TL;DR - After my ipsec tunnel is up and running for sometime, intermittently the iptables rule to MASQUERADE traffic coming from the other end of the tunnel does not work for sometime.
I have a private subnet in AWS, where all traffic needs to be routed through a gateway VM running Centos 7.3 in our data centre. The gateway VM is behind the data centre firewall and NAT'ed behind a public IP. The setup goes:
AWS Subnet (10.10.101.0/24) <- ipsec tunnel -> Gateway VM (10.10.110.245)
I exported the site-to-site VPN configuration from AWS for OpenSwan, and installed ipsec on the gateway VM. The ipsec.conf looks like this:
conn Tunnel1
type=tunnel
authby=secret
auto=start
left=%defaultroute
leftid=<Gateway VM public IP>
leftsubnets={10.10.110.245/32, 0.0.0.0/0,}
right=<AWS IP>
rightsubnet=10.10.101.0/24
ikelifetime=8h
keylife=1h
phase2alg=aes128-sha1;modp1024
ike=aes128-sha1;modp1024
keyingtries=%forever
keyexchange=ike
dpddelay=10
dpdtimeout=30
dpdaction=restart_by_peer
I configure the sysctl per AWS instruction:
net.ipv4.ip_forward = 1
net.ipv4.conf.default.rp_filter = 0
net.ipv4.conf.default.accept_source_route = 0
Then configure the firewall to masquerade all packets coming from the AWS subnet:
iptables -t nat -A POSTROUTING -s 10.10.101.0/24 -j MASQUERADE
Finally I start the ipsec tunnel. The tunnel is up and running and initially the machines in AWS subnet can reach out to the internet (ping 8.8.8.8). Tcpdump on the gateway VM (10.10.110.245) shows packets arriving from AWS side and getting correctly masqueraded with the VM's ip address initially.
However, after some time (around 1 hour usually), the gateway VM no longer honour the masquerade rule in the iptables. Tcpdump on the gateway VM (10.10.110.245) shows ICMP packets arriving from AWS subnet, destined for 8.8.8.8, but they do not get masqueraded.
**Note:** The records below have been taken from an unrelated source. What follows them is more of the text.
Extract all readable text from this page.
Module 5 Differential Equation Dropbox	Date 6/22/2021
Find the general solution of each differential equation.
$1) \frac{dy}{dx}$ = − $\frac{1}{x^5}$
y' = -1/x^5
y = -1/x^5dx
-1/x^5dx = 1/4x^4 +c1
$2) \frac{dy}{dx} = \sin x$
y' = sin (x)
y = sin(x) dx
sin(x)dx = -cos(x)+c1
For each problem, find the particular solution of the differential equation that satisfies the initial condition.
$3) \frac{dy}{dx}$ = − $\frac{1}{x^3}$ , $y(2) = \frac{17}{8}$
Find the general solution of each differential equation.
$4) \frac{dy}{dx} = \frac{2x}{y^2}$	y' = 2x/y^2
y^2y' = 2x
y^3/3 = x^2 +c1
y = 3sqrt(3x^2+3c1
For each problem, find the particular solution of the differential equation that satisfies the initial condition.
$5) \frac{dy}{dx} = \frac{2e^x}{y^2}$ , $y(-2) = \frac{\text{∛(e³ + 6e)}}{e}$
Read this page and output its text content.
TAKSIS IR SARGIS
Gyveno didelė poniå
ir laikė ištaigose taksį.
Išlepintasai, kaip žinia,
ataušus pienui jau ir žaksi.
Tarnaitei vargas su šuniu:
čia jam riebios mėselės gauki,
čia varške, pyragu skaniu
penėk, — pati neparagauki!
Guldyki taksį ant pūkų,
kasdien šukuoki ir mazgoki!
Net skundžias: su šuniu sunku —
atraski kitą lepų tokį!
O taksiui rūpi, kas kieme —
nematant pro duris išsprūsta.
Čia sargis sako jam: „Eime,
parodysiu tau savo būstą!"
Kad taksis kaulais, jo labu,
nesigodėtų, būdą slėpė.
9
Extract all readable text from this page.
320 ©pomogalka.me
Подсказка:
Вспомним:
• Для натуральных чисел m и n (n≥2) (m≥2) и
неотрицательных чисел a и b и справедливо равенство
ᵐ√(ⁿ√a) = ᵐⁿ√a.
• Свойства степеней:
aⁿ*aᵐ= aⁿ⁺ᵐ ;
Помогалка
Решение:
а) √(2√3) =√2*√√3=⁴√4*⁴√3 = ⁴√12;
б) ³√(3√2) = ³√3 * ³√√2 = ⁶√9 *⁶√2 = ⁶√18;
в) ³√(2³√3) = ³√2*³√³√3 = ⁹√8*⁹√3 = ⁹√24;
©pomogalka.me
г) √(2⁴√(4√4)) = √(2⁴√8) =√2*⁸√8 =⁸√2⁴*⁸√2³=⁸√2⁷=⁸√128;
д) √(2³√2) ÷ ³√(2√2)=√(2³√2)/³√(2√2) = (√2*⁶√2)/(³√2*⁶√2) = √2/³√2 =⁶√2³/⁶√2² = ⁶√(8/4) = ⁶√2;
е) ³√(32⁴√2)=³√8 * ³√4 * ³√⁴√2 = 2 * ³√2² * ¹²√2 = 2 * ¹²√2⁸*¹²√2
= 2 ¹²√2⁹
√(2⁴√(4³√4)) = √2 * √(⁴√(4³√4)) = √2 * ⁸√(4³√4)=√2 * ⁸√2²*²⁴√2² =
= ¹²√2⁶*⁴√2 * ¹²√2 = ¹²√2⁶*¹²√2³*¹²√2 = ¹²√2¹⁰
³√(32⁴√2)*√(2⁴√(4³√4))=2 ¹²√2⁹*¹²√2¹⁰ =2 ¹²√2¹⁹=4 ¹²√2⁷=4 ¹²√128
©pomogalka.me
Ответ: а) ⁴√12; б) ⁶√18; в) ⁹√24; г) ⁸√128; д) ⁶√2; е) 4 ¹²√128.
Hence no response is coming back from the remote side.
When this happens, the log in /var/log/pluto.log shows the following:
Sep 1 18:51:29.013427: "Tunnel1/2x0" #4: initiating Quick Mode PSK+ENCRYPT+TUNNEL+PFS+UP+IKEV1_ALLOW+IKEV2_ALLOW+SAREF_TRACK+IKE_FRAG_ALLOW+ESN_NO to replace #3 {using i
sakmp#1 msgid:6a19c08b proposal=AES_CBC_128-HMAC_SHA1_96-MODP1024 pfsgroup=MODP1024}
Sep 1 18:51:29.091604: "Tunnel1/2x0" #4: STATE_QUICK_I2: sent QI2, IPsec SA established tunnel mode {ESP/NAT=>0x694e0f34 <0xb094bfa2 xfrm=AES_CBC_128-HMAC_SHA1_96 NATOA=none NATD=<AWS_IP>:4500 DPD=active}
Sep 1 18:54:58.974795: "Tunnel1/1x0" #5: initiating Quick Mode PSK+ENCRYPT+TUNNEL+PFS+UP+IKEV1_ALLOW+IKEV2_ALLOW+SAREF_TRACK+IKE_FRAG_ALLOW+ESN_NO to replace #2 {using isakmp#1 msgid:53ff8204 proposal=AES_CBC_128-HMAC_SHA1_96-MODP1024 pfsgroup=MODP1024}
Sep 1 18:54:59.050329: "Tunnel1/1x0" #5: STATE_QUICK_I2: sent QI2, IPsec SA established tunnel mode {ESP/NAT=>0x0e9d2c4a <0xe1c78e2c xfrm=AES_CBC_128-HMAC_SHA1_96 NATOA=none NATD=<AWS_IP>:4500 DPD=active}
At 18:54:59, the ping to 8.8.8.8 from AWS subnet stopped getting response.
What could cause this to happen? How do I fix this?
I also noticed that if I create the iptables masquerade rule AFTER starting the ipsec tunnel, the rule never gets honoured and packets do not get masqueraded. I think this might be related?